To see the flaw in this example, all we need to do is assume that at 9:00 a.m. there was at least one open, uncommitted transaction. At 8:59:30 a.m., it had updated a row in the table we were to copy. At 9:00 a.m., when we started pulling the data and thus reading the data in this table, we would not see the modifications to that row; we would see the last committed version of it. If it was locked when we got to it in our query, we would read around the lock. If it was committed by the time we got to it, we would still read around it since read consistency permits us to read only data that was committed in the database when our statement began. We would not read that new version of the row during the 9:00 a.m. initial pull, nor would we read the modified row during the 10:00 a.m. refresh. The reason? The 10:00 a.m. refresh would only pull records modified since 9:00 a.m. that morning, but this record was modified at 8:59:30 a.m. We would never pull this changed record.

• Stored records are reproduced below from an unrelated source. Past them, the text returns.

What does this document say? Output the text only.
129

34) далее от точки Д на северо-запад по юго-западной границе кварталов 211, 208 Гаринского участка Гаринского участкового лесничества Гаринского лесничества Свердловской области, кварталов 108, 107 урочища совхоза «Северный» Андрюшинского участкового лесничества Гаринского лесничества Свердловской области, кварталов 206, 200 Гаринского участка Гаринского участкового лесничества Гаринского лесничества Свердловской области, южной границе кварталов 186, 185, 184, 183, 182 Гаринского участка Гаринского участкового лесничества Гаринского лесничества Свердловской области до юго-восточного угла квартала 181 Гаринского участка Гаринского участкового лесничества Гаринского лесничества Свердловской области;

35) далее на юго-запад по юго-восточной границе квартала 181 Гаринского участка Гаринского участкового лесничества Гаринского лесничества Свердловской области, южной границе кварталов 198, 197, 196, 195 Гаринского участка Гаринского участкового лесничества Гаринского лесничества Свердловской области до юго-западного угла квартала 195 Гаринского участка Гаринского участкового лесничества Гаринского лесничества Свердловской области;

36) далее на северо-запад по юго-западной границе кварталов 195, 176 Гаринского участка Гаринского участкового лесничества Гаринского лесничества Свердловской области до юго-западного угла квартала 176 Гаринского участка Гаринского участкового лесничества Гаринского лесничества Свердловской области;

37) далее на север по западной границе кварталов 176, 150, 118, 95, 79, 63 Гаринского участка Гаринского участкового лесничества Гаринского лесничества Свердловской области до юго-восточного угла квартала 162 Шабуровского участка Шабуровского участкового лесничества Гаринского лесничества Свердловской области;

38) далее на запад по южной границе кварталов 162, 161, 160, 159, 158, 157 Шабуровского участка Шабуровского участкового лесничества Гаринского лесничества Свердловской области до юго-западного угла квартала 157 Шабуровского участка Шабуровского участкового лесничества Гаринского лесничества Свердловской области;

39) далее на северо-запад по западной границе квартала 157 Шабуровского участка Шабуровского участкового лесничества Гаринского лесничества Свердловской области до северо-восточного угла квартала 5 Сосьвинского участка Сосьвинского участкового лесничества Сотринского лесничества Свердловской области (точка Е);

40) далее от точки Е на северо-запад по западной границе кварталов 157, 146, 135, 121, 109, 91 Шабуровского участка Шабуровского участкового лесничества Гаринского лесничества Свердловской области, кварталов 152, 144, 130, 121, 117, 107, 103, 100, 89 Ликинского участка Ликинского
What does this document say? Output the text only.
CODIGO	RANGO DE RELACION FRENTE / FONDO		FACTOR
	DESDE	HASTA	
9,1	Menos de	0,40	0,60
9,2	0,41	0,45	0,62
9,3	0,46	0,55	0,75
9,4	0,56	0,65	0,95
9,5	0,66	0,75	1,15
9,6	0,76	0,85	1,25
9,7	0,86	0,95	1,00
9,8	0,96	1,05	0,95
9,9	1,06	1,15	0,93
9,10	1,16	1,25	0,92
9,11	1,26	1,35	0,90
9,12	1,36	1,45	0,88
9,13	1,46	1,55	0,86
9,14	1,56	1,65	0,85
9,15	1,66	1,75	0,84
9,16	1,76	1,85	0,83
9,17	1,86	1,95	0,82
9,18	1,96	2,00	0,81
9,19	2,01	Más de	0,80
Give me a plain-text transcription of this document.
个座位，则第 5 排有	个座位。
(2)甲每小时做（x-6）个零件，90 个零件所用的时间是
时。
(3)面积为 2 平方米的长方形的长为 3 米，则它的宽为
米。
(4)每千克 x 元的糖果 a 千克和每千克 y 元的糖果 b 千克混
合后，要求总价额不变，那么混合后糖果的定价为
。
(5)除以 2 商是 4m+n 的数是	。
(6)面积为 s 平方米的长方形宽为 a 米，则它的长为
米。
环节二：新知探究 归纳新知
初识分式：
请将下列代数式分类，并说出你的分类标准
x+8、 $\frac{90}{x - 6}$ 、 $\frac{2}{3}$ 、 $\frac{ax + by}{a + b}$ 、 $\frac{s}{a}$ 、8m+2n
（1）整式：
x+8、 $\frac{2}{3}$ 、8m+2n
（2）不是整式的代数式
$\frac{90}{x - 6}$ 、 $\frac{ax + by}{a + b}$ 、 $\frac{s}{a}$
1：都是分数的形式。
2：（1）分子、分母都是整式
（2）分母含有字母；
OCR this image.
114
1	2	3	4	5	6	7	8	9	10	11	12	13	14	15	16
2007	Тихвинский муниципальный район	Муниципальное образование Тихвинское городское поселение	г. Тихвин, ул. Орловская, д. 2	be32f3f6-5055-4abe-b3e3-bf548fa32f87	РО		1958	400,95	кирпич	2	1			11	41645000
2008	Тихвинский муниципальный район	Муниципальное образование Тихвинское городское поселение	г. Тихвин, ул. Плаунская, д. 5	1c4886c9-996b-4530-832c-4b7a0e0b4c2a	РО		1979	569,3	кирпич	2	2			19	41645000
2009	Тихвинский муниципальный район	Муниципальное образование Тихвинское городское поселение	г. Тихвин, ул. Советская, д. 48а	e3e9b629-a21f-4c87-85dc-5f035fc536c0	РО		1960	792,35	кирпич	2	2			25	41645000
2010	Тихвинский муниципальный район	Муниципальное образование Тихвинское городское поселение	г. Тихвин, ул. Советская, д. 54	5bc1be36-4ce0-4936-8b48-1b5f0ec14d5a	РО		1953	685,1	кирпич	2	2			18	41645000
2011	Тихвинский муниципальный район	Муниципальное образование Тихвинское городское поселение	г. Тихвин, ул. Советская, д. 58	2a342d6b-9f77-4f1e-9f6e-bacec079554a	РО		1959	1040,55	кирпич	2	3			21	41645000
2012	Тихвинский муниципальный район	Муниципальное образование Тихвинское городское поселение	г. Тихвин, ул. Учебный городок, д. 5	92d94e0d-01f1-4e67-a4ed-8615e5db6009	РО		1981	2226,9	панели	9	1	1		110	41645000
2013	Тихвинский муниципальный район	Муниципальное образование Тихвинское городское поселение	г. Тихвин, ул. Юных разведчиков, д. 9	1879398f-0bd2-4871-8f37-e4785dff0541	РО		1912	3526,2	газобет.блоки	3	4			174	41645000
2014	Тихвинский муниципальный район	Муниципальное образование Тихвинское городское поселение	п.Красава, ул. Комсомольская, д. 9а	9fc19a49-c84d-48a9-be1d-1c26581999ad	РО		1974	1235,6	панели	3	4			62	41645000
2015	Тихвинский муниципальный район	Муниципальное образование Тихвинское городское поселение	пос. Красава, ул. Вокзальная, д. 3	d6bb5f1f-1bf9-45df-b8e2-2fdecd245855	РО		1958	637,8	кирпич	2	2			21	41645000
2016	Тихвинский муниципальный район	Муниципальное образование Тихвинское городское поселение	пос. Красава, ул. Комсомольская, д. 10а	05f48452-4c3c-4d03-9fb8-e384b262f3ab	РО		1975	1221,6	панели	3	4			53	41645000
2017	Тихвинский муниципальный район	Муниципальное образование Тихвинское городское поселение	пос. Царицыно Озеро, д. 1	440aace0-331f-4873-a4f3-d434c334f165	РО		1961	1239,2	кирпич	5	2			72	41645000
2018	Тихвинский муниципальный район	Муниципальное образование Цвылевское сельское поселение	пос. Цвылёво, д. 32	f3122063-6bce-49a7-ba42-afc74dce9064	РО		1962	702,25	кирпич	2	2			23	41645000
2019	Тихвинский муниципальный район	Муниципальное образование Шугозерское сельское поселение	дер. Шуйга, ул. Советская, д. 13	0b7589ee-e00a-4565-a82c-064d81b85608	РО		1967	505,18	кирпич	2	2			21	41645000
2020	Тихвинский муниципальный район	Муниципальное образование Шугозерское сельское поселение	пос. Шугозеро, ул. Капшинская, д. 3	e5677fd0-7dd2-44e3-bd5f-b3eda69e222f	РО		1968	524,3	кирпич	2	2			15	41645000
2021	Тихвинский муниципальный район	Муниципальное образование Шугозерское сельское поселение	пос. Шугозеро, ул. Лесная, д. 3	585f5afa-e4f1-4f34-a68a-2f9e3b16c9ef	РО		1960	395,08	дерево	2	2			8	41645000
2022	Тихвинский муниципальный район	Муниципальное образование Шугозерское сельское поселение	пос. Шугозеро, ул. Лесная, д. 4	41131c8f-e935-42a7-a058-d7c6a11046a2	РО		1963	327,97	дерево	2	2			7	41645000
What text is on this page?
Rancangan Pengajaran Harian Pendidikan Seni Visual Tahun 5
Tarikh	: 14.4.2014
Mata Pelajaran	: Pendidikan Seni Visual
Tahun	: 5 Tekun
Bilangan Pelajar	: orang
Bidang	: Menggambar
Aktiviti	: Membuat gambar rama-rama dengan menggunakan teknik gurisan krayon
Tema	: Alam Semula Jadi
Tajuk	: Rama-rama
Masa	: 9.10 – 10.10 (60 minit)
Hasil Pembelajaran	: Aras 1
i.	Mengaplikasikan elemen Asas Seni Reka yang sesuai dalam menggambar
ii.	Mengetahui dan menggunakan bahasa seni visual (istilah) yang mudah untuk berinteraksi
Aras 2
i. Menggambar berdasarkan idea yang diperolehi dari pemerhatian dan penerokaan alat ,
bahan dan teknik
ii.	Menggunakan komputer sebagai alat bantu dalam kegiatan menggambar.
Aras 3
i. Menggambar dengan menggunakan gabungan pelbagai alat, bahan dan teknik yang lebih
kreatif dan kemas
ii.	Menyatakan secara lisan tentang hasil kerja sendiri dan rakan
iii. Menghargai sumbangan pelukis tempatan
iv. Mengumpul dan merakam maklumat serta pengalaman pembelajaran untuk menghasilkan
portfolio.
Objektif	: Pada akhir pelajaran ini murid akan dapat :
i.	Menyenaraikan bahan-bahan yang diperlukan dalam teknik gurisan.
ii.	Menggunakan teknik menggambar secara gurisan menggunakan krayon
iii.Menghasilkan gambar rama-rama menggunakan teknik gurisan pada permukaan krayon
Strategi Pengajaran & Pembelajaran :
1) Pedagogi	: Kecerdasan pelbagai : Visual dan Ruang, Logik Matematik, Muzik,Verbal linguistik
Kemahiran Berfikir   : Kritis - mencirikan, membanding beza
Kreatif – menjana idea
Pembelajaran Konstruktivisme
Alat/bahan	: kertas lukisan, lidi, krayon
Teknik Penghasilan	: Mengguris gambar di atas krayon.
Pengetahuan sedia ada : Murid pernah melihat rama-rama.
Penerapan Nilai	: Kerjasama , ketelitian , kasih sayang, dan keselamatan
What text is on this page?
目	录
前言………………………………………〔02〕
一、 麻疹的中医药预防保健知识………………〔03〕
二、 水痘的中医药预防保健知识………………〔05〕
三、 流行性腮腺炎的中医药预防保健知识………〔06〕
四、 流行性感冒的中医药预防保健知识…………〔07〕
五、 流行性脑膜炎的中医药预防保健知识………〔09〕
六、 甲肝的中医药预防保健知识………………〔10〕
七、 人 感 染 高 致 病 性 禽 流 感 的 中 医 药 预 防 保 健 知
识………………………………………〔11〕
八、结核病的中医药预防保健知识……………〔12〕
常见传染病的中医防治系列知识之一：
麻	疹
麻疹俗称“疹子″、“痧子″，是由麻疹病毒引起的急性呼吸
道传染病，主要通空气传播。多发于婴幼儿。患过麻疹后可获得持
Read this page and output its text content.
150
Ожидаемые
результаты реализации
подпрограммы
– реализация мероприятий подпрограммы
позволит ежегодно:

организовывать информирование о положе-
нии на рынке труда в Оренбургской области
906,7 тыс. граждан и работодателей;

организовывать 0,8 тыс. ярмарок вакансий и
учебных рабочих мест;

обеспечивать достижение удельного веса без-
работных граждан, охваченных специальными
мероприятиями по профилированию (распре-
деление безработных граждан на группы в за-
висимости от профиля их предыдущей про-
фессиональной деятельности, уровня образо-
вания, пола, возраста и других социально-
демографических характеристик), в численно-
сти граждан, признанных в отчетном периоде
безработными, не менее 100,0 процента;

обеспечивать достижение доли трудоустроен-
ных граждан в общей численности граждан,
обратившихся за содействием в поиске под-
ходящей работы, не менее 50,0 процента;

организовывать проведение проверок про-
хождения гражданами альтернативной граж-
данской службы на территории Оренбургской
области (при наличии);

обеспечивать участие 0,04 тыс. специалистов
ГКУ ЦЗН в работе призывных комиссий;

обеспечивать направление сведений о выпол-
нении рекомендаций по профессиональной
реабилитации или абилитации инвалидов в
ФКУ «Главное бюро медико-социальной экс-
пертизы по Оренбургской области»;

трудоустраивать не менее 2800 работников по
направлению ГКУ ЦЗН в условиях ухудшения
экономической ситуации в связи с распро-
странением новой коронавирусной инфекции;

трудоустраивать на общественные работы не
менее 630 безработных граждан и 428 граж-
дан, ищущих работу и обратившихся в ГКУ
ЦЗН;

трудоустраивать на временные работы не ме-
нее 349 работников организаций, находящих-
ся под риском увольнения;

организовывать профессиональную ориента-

In many other databases where reads are blocked by writes and a committed but inconsistent read is implemented, this refresh process would work perfectly. If at 9:00 a.m. when we did the initial pull of data, we hit that row and it was locked, we would have blocked and waited for it and read the committed version. If it were not locked, we would just read whatever was there, committed.
So, does this mean the preceding logic just cannot be used? No, it means that we need to get the “right now” time a little differently. We need to query V$TRANSACTION and find out which is the earliest of the current time and the time recorded in START_TIME column of this view. We will need to pull all records changed since the start time of the oldest transaction (or the current SYSDATE value if there are no active transactions):
SQL> select nvl( min(to_date(start_time,’mm/dd/rr hh24:mi:ss’)),sysdate) from v$transaction;
Note The preceding query works regardless of the presence of any data in V$TRANSACTION. That is, even if V$TRANSACTION is empty (because there are no transactions currently), this query returns a record. A query that has an aggregate with no WHERE clause always returns at least one row and at most one row.
In this example, that would be 8:59:30 a.m. when the transaction that modified the row started. When we go to refresh the data at 10:00 a.m., we pull all of the changes that had occurred since that time; when we merge these into the data warehouse, we’ll have everything we need.